Mais la Bête fait son entrée, précédée par ses serviteurs. Sa laideur effraie Belle qui s'évanouit Les fées l'entourent et lui apportent des vêtements de princesse.

Le temps intervient et amène la nuit. Les serviteurs de la Bête convoquent la Belle pour le souper et l'installent à la table.

Là, en compagnie de la Bête, elle ressent plus que jamais la différence qui les sépare. Le temps passe à nouveau. Le jour se lève. Belle découvre le superbe jardin de la Bête où règnent l'amitié et l'amour. Peu à peu, Belle est gagnée par un sentiment de tendresse : même si elle craint encore la Bête, elle sent aussi qu'elle en est éprise.

Mais le miroir lui renvoie l'image de son père poursuivi par les créanciers qui vident sa maison sous les regards des 2 soeurs et d'Avenant. Belle assiste impuissante à la scène et ne peut qu'exprimer son chagrin.  Elle tombe malade et la Bête, pour la soulager, lui propose d'aller revoir son père si Belle promet de revenir. Avant le départ de Belle, la Bête lui offre la clé de son trésor secret : le Temple de Diane.

De retour chez elle, la Belle rencontre au lavoir ses soeurs et leurs amies.  La jalousie guide les soeurs vers Belle et tandis qu'elle explique son amitié pour la Bête, Avenant arrive.  Il ne comprend pas les sentiments de Belle et se fâche.

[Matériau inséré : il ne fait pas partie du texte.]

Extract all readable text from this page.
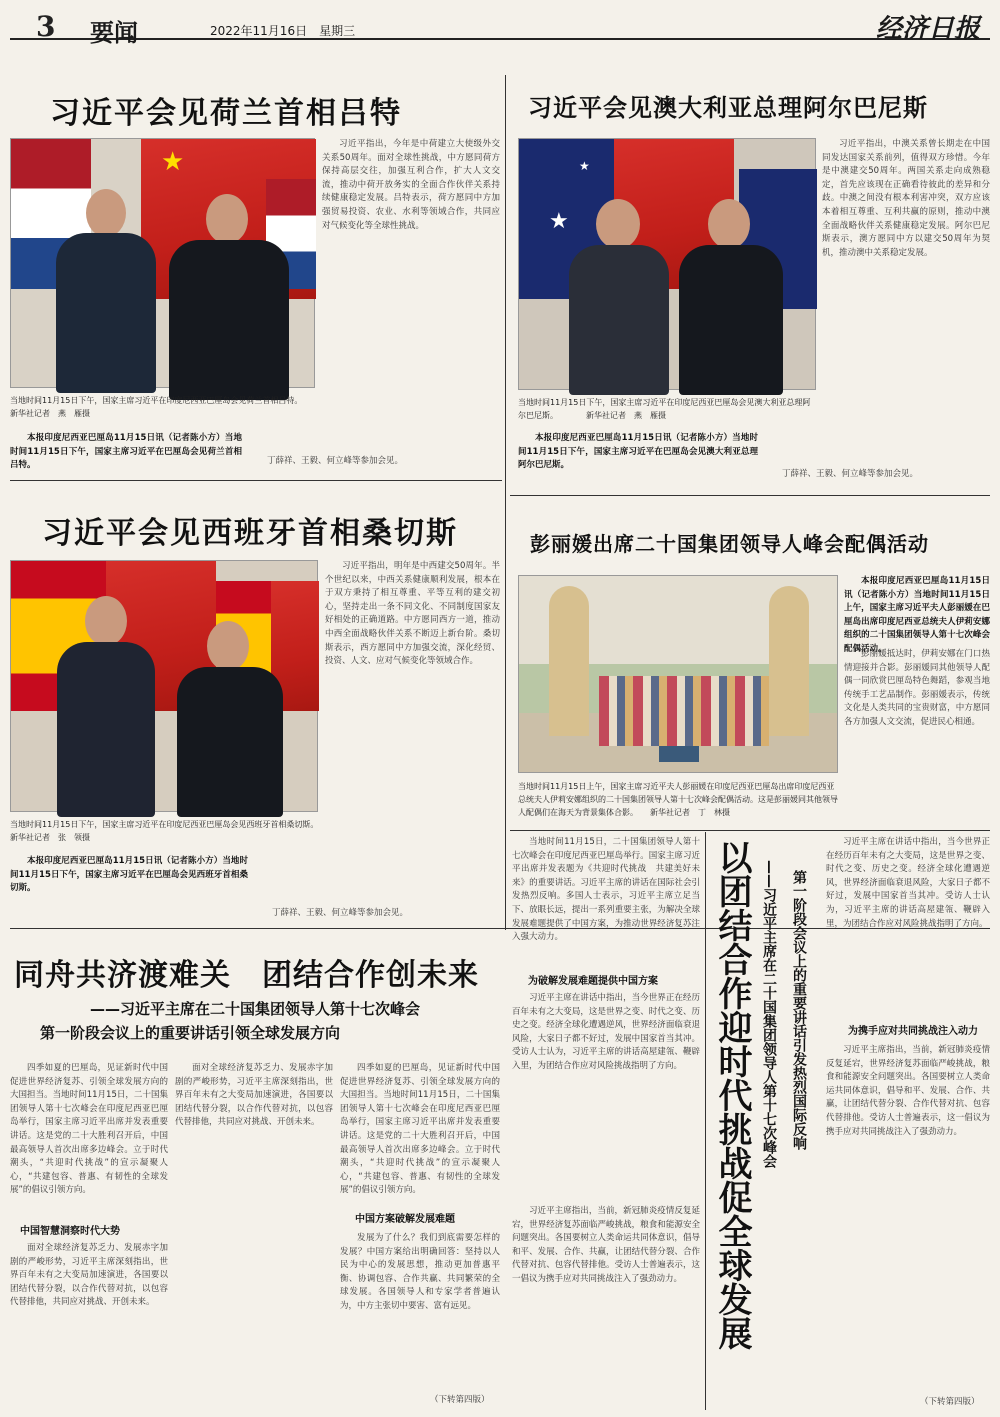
3 要闻	2022年11月16日　星期三	经济日报
习近平会见荷兰首相吕特
★
当地时间11月15日下午，国家主席习近平在印度尼西亚巴厘岛会见荷兰首相吕特。　　　　新华社记者　燕　雁摄

本报印度尼西亚巴厘岛11月15日讯（记者陈小方）当地时间11月15日下午，国家主席习近平在巴厘岛会见荷兰首相吕特。

习近平指出，今年是中荷建立大使级外交关系50周年。面对全球性挑战，中方愿同荷方保持高层交往，加强互利合作，扩大人文交流，推动中荷开放务实的全面合作伙伴关系持续健康稳定发展。吕特表示，荷方愿同中方加强贸易投资、农业、水利等领域合作，共同应对气候变化等全球性挑战。

丁薛祥、王毅、何立峰等参加会见。

习近平会见澳大利亚总理阿尔巴尼斯
★
★
当地时间11月15日下午，国家主席习近平在印度尼西亚巴厘岛会见澳大利亚总理阿尔巴尼斯。　　　　新华社记者　燕　雁摄

本报印度尼西亚巴厘岛11月15日讯（记者陈小方）当地时间11月15日下午，国家主席习近平在巴厘岛会见澳大利亚总理阿尔巴尼斯。

习近平指出，中澳关系曾长期走在中国同发达国家关系前列，值得双方珍惜。今年是中澳建交50周年。两国关系走向成熟稳定，首先应该现在正确看待彼此的差异和分歧。中澳之间没有根本利害冲突，双方应该本着相互尊重、互利共赢的原则，推动中澳全面战略伙伴关系健康稳定发展。阿尔巴尼斯表示，澳方愿同中方以建交50周年为契机，推动澳中关系稳定发展。

丁薛祥、王毅、何立峰等参加会见。

习近平会见西班牙首相桑切斯
当地时间11月15日下午，国家主席习近平在印度尼西亚巴厘岛会见西班牙首相桑切斯。　　　　新华社记者　张　领摄

本报印度尼西亚巴厘岛11月15日讯（记者陈小方）当地时间11月15日下午，国家主席习近平在巴厘岛会见西班牙首相桑切斯。

习近平指出，明年是中西建交50周年。半个世纪以来，中西关系健康顺利发展，根本在于双方秉持了相互尊重、平等互利的建交初心，坚持走出一条不同文化、不同制度国家友好相处的正确道路。中方愿同西方一道，推动中西全面战略伙伴关系不断迈上新台阶。桑切斯表示，西方愿同中方加强交流，深化经贸、投资、人文、应对气候变化等领域合作。

丁薛祥、王毅、何立峰等参加会见。

彭丽媛出席二十国集团领导人峰会配偶活动
当地时间11月15日上午，国家主席习近平夫人彭丽媛在印度尼西亚巴厘岛出席印度尼西亚总统夫人伊莉安娜组织的二十国集团领导人第十七次峰会配偶活动。这是彭丽媛同其他领导人配偶们在海天为背景集体合影。　　新华社记者　丁　林摄

本报印度尼西亚巴厘岛11月15日讯（记者陈小方）当地时间11月15日上午，国家主席习近平夫人彭丽媛在巴厘岛出席印度尼西亚总统夫人伊莉安娜组织的二十国集团领导人第十七次峰会配偶活动。

彭丽媛抵达时，伊莉安娜在门口热情迎接并合影。彭丽媛同其他领导人配偶一同欣赏巴厘岛特色舞蹈，参观当地传统手工艺品制作。彭丽媛表示，传统文化是人类共同的宝贵财富，中方愿同各方加强人文交流，促进民心相通。

同舟共济渡难关　团结合作创未来
——习近平主席在二十国集团领导人第十七次峰会
第一阶段会议上的重要讲话引领全球发展方向

四季如夏的巴厘岛，见证新时代中国促进世界经济复苏、引领全球发展方向的大国担当。当地时间11月15日，二十国集团领导人第十七次峰会在印度尼西亚巴厘岛举行，国家主席习近平出席并发表重要讲话。这是党的二十大胜利召开后，中国最高领导人首次出席多边峰会。立于时代潮头，“共迎时代挑战”的宣示凝聚人心，“共建包容、普惠、有韧性的全球发展”的倡议引领方向。

中国智慧洞察时代大势

面对全球经济复苏乏力、发展赤字加剧的严峻形势，习近平主席深刻指出，世界百年未有之大变局加速演进，各国要以团结代替分裂，以合作代替对抗，以包容代替排他，共同应对挑战、开创未来。

面对全球经济复苏乏力、发展赤字加剧的严峻形势，习近平主席深刻指出，世界百年未有之大变局加速演进，各国要以团结代替分裂，以合作代替对抗，以包容代替排他，共同应对挑战、开创未来。

四季如夏的巴厘岛，见证新时代中国促进世界经济复苏、引领全球发展方向的大国担当。当地时间11月15日，二十国集团领导人第十七次峰会在印度尼西亚巴厘岛举行，国家主席习近平出席并发表重要讲话。这是党的二十大胜利召开后，中国最高领导人首次出席多边峰会。立于时代潮头，“共迎时代挑战”的宣示凝聚人心，“共建包容、普惠、有韧性的全球发展”的倡议引领方向。

中国方案破解发展难题

发展为了什么？我们到底需要怎样的发展？中国方案给出明确回答：坚持以人民为中心的发展思想，推动更加普惠平衡、协调包容、合作共赢、共同繁荣的全球发展。各国领导人和专家学者普遍认为，中方主张切中要害、富有远见。

（下转第四版）

当地时间11月15日，二十国集团领导人第十七次峰会在印度尼西亚巴厘岛举行。国家主席习近平出席并发表题为《共迎时代挑战　共建美好未来》的重要讲话。习近平主席的讲话在国际社会引发热烈反响。多国人士表示，习近平主席立足当下、放眼长远，提出一系列重要主张，为解决全球发展难题提供了中国方案，为推动世界经济复苏注入强大动力。

为破解发展难题提供中国方案

习近平主席在讲话中指出，当今世界正在经历百年未有之大变局，这是世界之变、时代之变、历史之变。经济全球化遭遇逆风，世界经济面临衰退风险，大家日子都不好过，发展中国家首当其冲。受访人士认为，习近平主席的讲话高屋建瓴、鞭辟入里，为团结合作应对风险挑战指明了方向。

习近平主席指出，当前，新冠肺炎疫情反复延宕，世界经济复苏面临严峻挑战，粮食和能源安全问题突出。各国要树立人类命运共同体意识，倡导和平、发展、合作、共赢，让团结代替分裂、合作代替对抗、包容代替排他。受访人士普遍表示，这一倡议为携手应对共同挑战注入了强劲动力。 以团结合作迎时代挑战促全球发展 ——习近平主席在二十国集团领导人第十七次峰会 第一阶段会议上的重要讲话引发热烈国际反响

习近平主席在讲话中指出，当今世界正在经历百年未有之大变局，这是世界之变、时代之变、历史之变。经济全球化遭遇逆风，世界经济面临衰退风险，大家日子都不好过，发展中国家首当其冲。受访人士认为，习近平主席的讲话高屋建瓴、鞭辟入里，为团结合作应对风险挑战指明了方向。

为携手应对共同挑战注入动力

习近平主席指出，当前，新冠肺炎疫情反复延宕，世界经济复苏面临严峻挑战，粮食和能源安全问题突出。各国要树立人类命运共同体意识，倡导和平、发展、合作、共赢，让团结代替分裂、合作代替对抗、包容代替排他。受访人士普遍表示，这一倡议为携手应对共同挑战注入了强劲动力。

（下转第四版）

Le complot intervient à nouveau pour voler les clés de Belle et pousser Avenant vers le château de la Bête.  Là-bas, la Bête soupire de tristesse au souvenir de Belle, que lui rappellent les grains de poussière.  Entourée des des statues et des serviteurs, la Bête se meurt.

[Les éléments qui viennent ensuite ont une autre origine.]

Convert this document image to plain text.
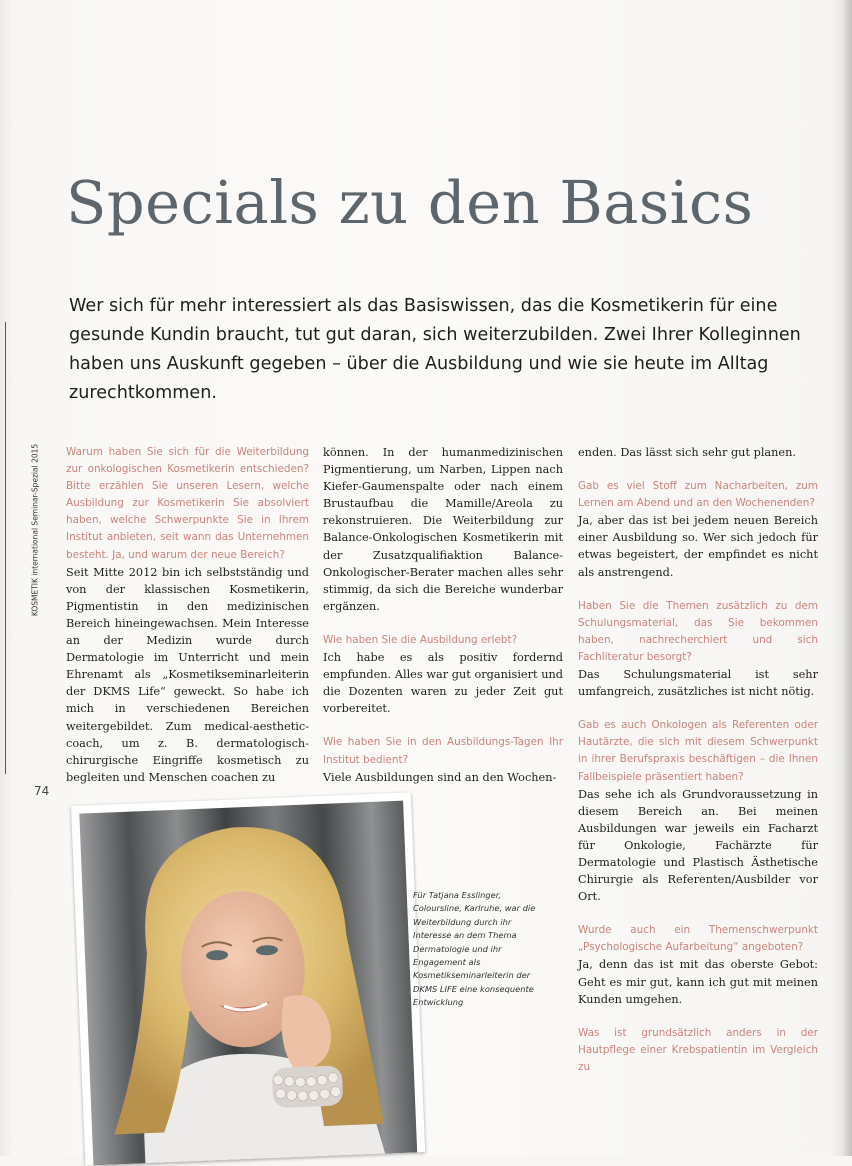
Specials zu den Basics
Wer sich für mehr interessiert als das Basiswissen, das die Kosmetikerin für eine gesunde Kundin braucht, tut gut daran, sich weiterzubilden. Zwei Ihrer Kolleginnen haben uns Auskunft gegeben – über die Ausbildung und wie sie heute im Alltag zurechtkommen.
KOSMETIK international Seminar-Spezial 2015
74

Warum haben Sie sich für die Weiterbildung zur onkologischen Kosmetikerin entschieden? Bitte erzählen Sie unseren Lesern, welche Ausbildung zur Kosmetikerin Sie absolviert haben, welche Schwerpunkte Sie in Ihrem Institut anbieten, seit wann das Unternehmen besteht. Ja, und warum der neue Bereich?

Seit Mitte 2012 bin ich selbstständig und von der klassischen Kosmetikerin, Pigmentistin in den medizinischen Bereich hineingewachsen. Mein Interesse an der Medizin wurde durch Dermatologie im Unterricht und mein Ehrenamt als „Kosmetikseminarleiterin der DKMS Life“ geweckt. So habe ich mich in verschiedenen Bereichen weitergebildet. Zum medical-aesthetic-coach, um z. B. dermatologisch-chirurgische Eingriffe kosmetisch zu begleiten und Menschen coachen zu

können. In der humanmedizinischen Pigmentierung, um Narben, Lippen nach Kiefer-Gaumenspalte oder nach einem Brustaufbau die Mamille/Areola zu rekonstruieren. Die Weiterbildung zur Balance-Onkologischen Kosmetikerin mit der Zusatzqualifiaktion Balance-Onkologischer-Berater machen alles sehr stimmig, da sich die Bereiche wunderbar ergänzen.

Wie haben Sie die Ausbildung erlebt?

Ich habe es als positiv fordernd empfunden. Alles war gut organisiert und die Dozenten waren zu jeder Zeit gut vorbereitet.

Wie haben Sie in den Ausbildungs-Tagen Ihr Institut bedient?

Viele Ausbildungen sind an den Wochen-

enden. Das lässt sich sehr gut planen.

Gab es viel Stoff zum Nacharbeiten, zum Lernen am Abend und an den Wochenenden?

Ja, aber das ist bei jedem neuen Bereich einer Ausbildung so. Wer sich jedoch für etwas begeistert, der empfindet es nicht als anstrengend.

Haben Sie die Themen zusätzlich zu dem Schulungsmaterial, das Sie bekommen haben, nachrecherchiert und sich Fachliteratur besorgt?

Das Schulungsmaterial ist sehr umfangreich, zusätzliches ist nicht nötig.

Gab es auch Onkologen als Referenten oder Hautärzte, die sich mit diesem Schwerpunkt in ihrer Berufspraxis beschäftigen – die Ihnen Fallbeispiele präsentiert haben?

Das sehe ich als Grundvoraussetzung in diesem Bereich an. Bei meinen Ausbildungen war jeweils ein Facharzt für Onkologie, Fachärzte für Dermatologie und Plastisch Ästhetische Chirurgie als Referenten/Ausbilder vor Ort.

Wurde auch ein Themenschwerpunkt „Psychologische Aufarbeitung“ angeboten?

Ja, denn das ist mit das oberste Gebot: Geht es mir gut, kann ich gut mit meinen Kunden umgehen.

Was ist grundsätzlich anders in der Hautpflege einer Krebspatientin im Vergleich zu

Für Tatjana Esslinger, Coloursline, Karlruhe, war die Weiterbildung durch ihr Interesse an dem Thema Dermatologie und ihr Engagement als Kosmetikseminarleiterin der DKMS LIFE eine konsequente Entwicklung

Belle le voit dans son miroir et court à nouveau vers la Bête.  Emplie de chagrin, elle s'écroule à son chevet.

Pendant ce temps, Avenant arrive dans le temple de Diane.  Il y pénètre, poussé par la jalousie.  Mais personne ne peut violer le secret de la Bête.  Tandis qu'Avenant s'émerveille devant les richesses du Temple, les statues arment un arc et le tuent.

Et la magie s'opère : la Bête revient à la vie et prend l'apparence d'Avenant.  La Belle et lui peuvent enfin s'aimer.

Et comment dit-on encore dans les contes de fée ?

Ah oui,...  "Ils vécurent heureux et eurent beaucoup d'enfants".